2008-05-06

Afinal, por onde andam os vampiros?

Chegou mensagem por correio electrónico que levanta perplexidade. Intitulada "Os Vampiros do Século XXI", afirma o seguinte:

«A Caixa Geral de Depósitos (CGD) está a enviar aos seus clientes mais modestos uma circular que deveria fazer corar de vergonha os administradores - principescamente pagos - daquela instituição bancária. A carta da CGD começa, como mandam as boas regras de marketing, por reafirmar o empenho do Banco em oferecer aos seus clientes as melhores condições de preço/qualidade em toda a gama de prestação de serviços, incluindo no que respeita a despesas de manutenção nas contas à ordem. As palavras de circunstância não chegam sequer a suscitar qualquer tipo de ilusões, dado que após novo parágrafo sobre racionalização e eficiência da gestão de contas, o estimado/a cliente é confrontado com a informação de que, para continuar a usufruir da isenção da comissão de despesas demanutenção, terá de ter em cada trimestre um saldo médio superior a EUR1000, ter crédito de vencimento ou ter aplicações financeiras associadas à respectiva conta. Ora sucede que muitas contas da CGD, designadamente de pensionistas e reformados, são abertas por imposição legal. É o caso de um reformado por invalidez e quase septuagenário, que sobrevive com uma pensão de EUR243,45 - que para ter direito ao piedoso subsídio diário de EUR 7,57 (sete euros e cinquenta e sete cêntimos!) foi forçado a abrir conta na CGD por determinação expressa da Segurança Social para receber a reforma. Como se compreende, casos como este - e muitos são os portugueses que vivem abaixo ou no limiar da pobreza - não podem, de todo, preencher os requisitos impostos pela CGD e tão pouco dar-se ao luxo de pagar despesas de manutenção de uma conta que foram constrangidos a abrir para acolher a sua miséria. O mais escandaloso é que seja justamente uma instituição bancária que ano após ano apresenta lucros fabulosos e que aposenta os seus administradores, mesmo quando efémeros, com «obscenas» pensões (para citar Bagão Félix), a vir exigir a quem mal consegue sobreviver que contribua para engordar os seus lautos proventos. É sem dúvida uma situação ridícula e vergonhosa, como lhe chama o nosso leitor, mas as palavras sabem a pouco quando se trata de denunciar tamanha indignidade. Esta é a face brutal do capitalismo selvagem que nos servem sob a capa da democracia, em que até a esmola paga taxa. Sem respeito pela dignidade humana e sem qualquer resquício de decência, com o único objectivo de acumular mais e mais lucros, eis os administradores de sucesso. Medita e divulga. Mas divulga mesmo por favor.»

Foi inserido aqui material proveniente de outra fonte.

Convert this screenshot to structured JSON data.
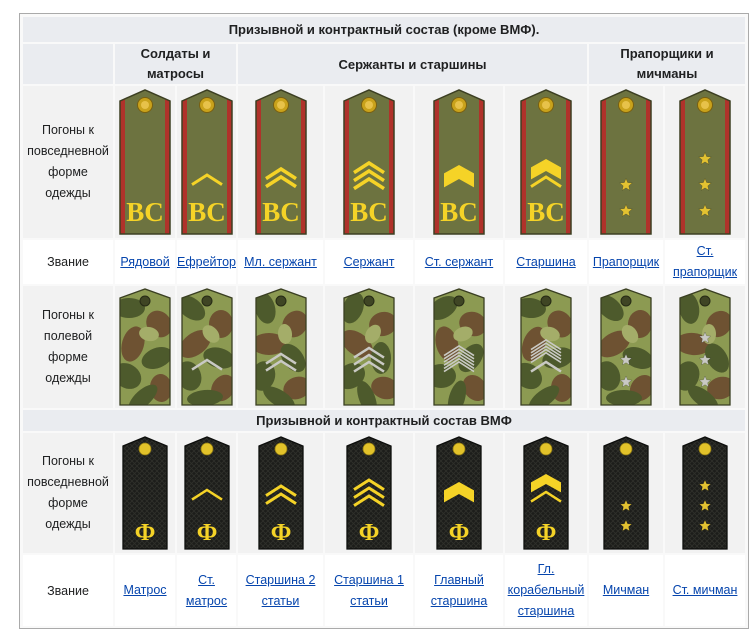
{
  "sections": {
    "army": {
      "title": "Призывной и контрактный состав (кроме ВМФ)."
    },
    "navy": {
      "title": "Призывной и контрактный состав ВМФ"
    }
  },
  "groups": {
    "soldiers": "Солдаты и матросы",
    "sergeants": "Сержанты и старшины",
    "warrants": "Прапорщики и мичманы"
  },
  "row_labels": {
    "army_everyday": "Погоны к повседневной форме одежды",
    "army_rank": "Звание",
    "army_field": "Погоны к полевой форме одежды",
    "navy_everyday": "Погоны к повседневной форме одежды",
    "navy_rank": "Звание"
  },
  "letters": {
    "army": "ВС",
    "navy": "Ф"
  },
  "army_ranks": [
    {
      "name": "Рядовой",
      "chevrons": 0,
      "stars": 0,
      "rank_level": "private"
    },
    {
      "name": "Ефрейтор",
      "chevrons": 1,
      "stars": 0,
      "rank_level": "corporal"
    },
    {
      "name": "Мл. сержант",
      "chevrons": 2,
      "stars": 0,
      "rank_level": "junior-sergeant"
    },
    {
      "name": "Сержант",
      "chevrons": 3,
      "stars": 0,
      "rank_level": "sergeant"
    },
    {
      "name": "Ст. сержант",
      "chevrons": 0,
      "stars": 0,
      "rank_level": "senior-sergeant"
    },
    {
      "name": "Старшина",
      "chevrons": 0,
      "stars": 0,
      "rank_level": "sergeant-major"
    },
    {
      "name": "Прапорщик",
      "chevrons": 0,
      "stars": 2,
      "rank_level": "warrant-officer"
    },
    {
      "name": "Ст. прапорщик",
      "chevrons": 0,
      "stars": 3,
      "rank_level": "senior-warrant-officer"
    }
  ],
  "navy_ranks": [
    {
      "name": "Матрос"
    },
    {
      "name": "Ст. матрос"
    },
    {
      "name": "Старшина 2 статьи"
    },
    {
      "name": "Старшина 1 статьи"
    },
    {
      "name": "Главный старшина"
    },
    {
      "name": "Гл. корабельный старшина"
    },
    {
      "name": "Мичман"
    },
    {
      "name": "Ст. мичман"
    }
  ],
  "colors": {
    "header_bg": "#eaecf0",
    "link": "#0645ad",
    "army_board": "#6d7340",
    "army_edge": "#b0322a",
    "insignia_yellow": "#f5d327",
    "navy_board": "#1c1d1a",
    "field_camo_dark": "#4d5a2c",
    "field_camo_light": "#8c9a52",
    "field_camo_brown": "#6e5232"
  }
}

À parte o facto deste tipo de debates chegar a Portugal com alguns anos de atraso em relação a outros países e aqui cair geralmente no esquecimento ou no debate de pacotilha, a perplexidade maior resulta não tanto dos argumentos avançados pelo autor da mensagem, mas pelo facto de estarmos perante um banco estatal, por sinal o maior do sector em Portugal, com actividade "sui generis". De facto, se elencarmos as operações financeiras e decisões empresariais tomadas pela CGD, situações como as pensões "obscenas" ou ordenados "principescos" dos administradores não passam de meros "peanuts". São, pois, amendoins que desviam a atenção das operações e negócios em que a CGD anda metida. Daí que exemplos como os apontados reforcem a necessidade de privatização da CGD. Ao Estado deve caber-lhe o exercício da regulação do negócio bancário e não a sua execução. E se o fizer devidamente deve precaver normas que limitem a qualquer operador comportamentos como o descrito, tão mais lamentáveis numa época em que a responsabilidade social das empresas anda na boca de tantos gestores (e até académicos). Ora, se o Estado veste em simultâneo a camisola de regulador e operador, como haverá de ter condições para regular?